Thursday night starts with the Opening Ceremonies, and this year camp was Olympic themed which fit even more. All the kid campers march in in their age groups (age 3 through high school). Many of the kids where hanboks. Paxton actually wore Edric’s and Edric wore Paxton’s because they fit better that way.
Friday morning is when camp really gets going. Many people stay at Snow Mountain Ranch, we chose because we knew we were going to be staying a few extra days after camp to stay in a cabin about 10 minutes away. On Friday morning all the kids find their counselors, the majority of whom are Korean adoptees as well, and then they start getting to know each other. Each grade is color coded so drop off looks like a whole rainbow of shirts and kids. There are also parent sessions as well for parents to go to.
Each parent has a volunteer responsibility to help camp run smoothly. This year Clint and I volunteered on the photography team, so we were each assigned two grades to get photos of throughout the weekend. We chose the pre-K, Kindergarten, 1st and 4th grade classes….which so happened to be the 4 classes our kiddos were in. Reading their list of activities and who was going to be where was quite a task in and of itself. We figured out which parent sessions we wanted to go to and then which kid activities we wanted to photograph and then made our plans from there.
The majority of the photos I got are on my real camera because those are some of the ones I turned in to the camp for use in the slideshow and to be sent to parents. But I captured a few over the two days on my phone as well. The activities that the kids did ranged all over the board. They all visited the Olympic Village which had all sorts of cultural activities set up, paper folding, decorating Olympic medals, trying on Hanboks, a food station (which was very popular) a number of different Korean games, chop stick practice, and scroll making. I think it was one of the favorite things that my kids did. They also did Korean Hip Hop with a group from Korea that does K-pop, Korean drumming lessons, Taekwondo, cooking lessons, paper folding, Olympic style games, etc etc.
The kids were always full of smiles and stories at lunch time, which was always delicious, one day we had Korean beef and rice and the other day Korean chicken and rice both with dumplings, and with hot dogs and watermelon on the side if needed. We went to some great parent sessions as well, one on being a transracial family and the challenges that our kiddos will face in the future, an adult adoptee panel, Korean dessert lessons, Korean calligraphy, and insights into the status of North/South Korea and the US.

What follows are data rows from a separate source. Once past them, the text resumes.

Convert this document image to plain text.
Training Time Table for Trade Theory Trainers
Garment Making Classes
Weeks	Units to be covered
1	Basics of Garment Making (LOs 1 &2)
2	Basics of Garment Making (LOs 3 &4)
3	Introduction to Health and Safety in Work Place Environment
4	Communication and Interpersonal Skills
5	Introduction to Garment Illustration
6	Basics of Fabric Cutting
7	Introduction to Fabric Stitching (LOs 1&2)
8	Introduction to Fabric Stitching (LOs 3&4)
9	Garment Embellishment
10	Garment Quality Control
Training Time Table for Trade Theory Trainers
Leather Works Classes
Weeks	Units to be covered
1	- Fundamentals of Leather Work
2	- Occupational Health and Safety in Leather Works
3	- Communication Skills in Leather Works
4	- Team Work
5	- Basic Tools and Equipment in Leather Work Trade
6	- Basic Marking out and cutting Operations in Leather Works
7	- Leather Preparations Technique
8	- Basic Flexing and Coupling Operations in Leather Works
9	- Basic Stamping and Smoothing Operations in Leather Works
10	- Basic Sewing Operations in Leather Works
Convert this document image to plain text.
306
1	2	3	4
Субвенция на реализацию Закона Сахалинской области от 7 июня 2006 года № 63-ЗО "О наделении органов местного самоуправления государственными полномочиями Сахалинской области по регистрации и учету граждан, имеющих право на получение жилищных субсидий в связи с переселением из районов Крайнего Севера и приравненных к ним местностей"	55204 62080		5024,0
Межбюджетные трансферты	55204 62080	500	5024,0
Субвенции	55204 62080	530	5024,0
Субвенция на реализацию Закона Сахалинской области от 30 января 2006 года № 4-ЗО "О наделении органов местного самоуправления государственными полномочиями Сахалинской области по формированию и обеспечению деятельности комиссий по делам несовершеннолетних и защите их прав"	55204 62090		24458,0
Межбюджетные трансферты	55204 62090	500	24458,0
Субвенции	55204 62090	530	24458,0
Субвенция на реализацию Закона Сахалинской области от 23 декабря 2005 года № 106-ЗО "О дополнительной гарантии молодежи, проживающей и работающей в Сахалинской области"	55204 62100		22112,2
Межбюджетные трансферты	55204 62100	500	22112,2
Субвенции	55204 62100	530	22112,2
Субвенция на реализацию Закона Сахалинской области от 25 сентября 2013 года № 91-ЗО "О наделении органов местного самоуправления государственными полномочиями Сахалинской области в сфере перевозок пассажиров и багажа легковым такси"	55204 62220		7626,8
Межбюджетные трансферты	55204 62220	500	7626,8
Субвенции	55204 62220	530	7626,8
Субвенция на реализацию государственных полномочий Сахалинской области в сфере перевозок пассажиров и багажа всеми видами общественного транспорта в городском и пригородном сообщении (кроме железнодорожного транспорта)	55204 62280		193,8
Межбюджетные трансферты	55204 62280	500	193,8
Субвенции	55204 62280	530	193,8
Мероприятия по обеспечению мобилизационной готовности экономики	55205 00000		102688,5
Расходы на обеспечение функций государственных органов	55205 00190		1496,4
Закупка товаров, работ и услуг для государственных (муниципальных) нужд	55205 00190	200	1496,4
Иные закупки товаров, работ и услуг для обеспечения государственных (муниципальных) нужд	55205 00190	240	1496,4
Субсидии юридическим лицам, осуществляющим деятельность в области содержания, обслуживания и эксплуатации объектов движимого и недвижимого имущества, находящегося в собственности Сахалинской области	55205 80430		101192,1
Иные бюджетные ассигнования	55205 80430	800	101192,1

The first night there was a carnival that evening which had games, food, a silent auction and a raffle. The kids mostly spent their tickets on snow cones, but also won all sorts of random little prizes…none of which I’m sure we know the location of today but that night were highly regarded treasures and Clint’s pockets were bulging with the different prizes (because each had to have their own pocket). I bid on a number of things in the silent auction and raffle…ended up getting a movie pack with movie snacks, and a lego set. One of the items that was up for raffle was one of the coats that the United Korean team wore into the stadium at the Winter Olympics this year. One of Korea Camps former campers and counselors was a coach for the Korea ski team and he donated it…..it was WAY outside my budget but really cool to see. Also there was a shirt worn by one of the united Korean women’s hockey team that was signed by members of the team….also WAY out of my budget…but hey, I got 5 movies and some popcorn instead which was great.
We skipped out on the second evening of activities because after 2 VERY full days of camp everyone was TIRED. I think they had a concert with different performers and such. Sunday morning was the last bit of camp and it was family game time. They had a huge open area set up with all sorts of games from broom ball, to spear throwing, to hula hoops, to giant connect four, and my kids favorite- try and get a mini donut off the end of a fishing pole. Camp ends with Closing Ceremonies with a slide show and the song “Happy Adoption Day” (lyrics) and very few dry eyes.
We area already looking forward to next years camp. It is not often that my two older boys are the minority, and that my three youngers can look around and see people of all ages that look like them and as they grow older that they know share the same beginnings and maybe questions/fears/doubts/ and losses that they have also shared. It’s eye opening for all of us and gives us great tools to help strengthen our family.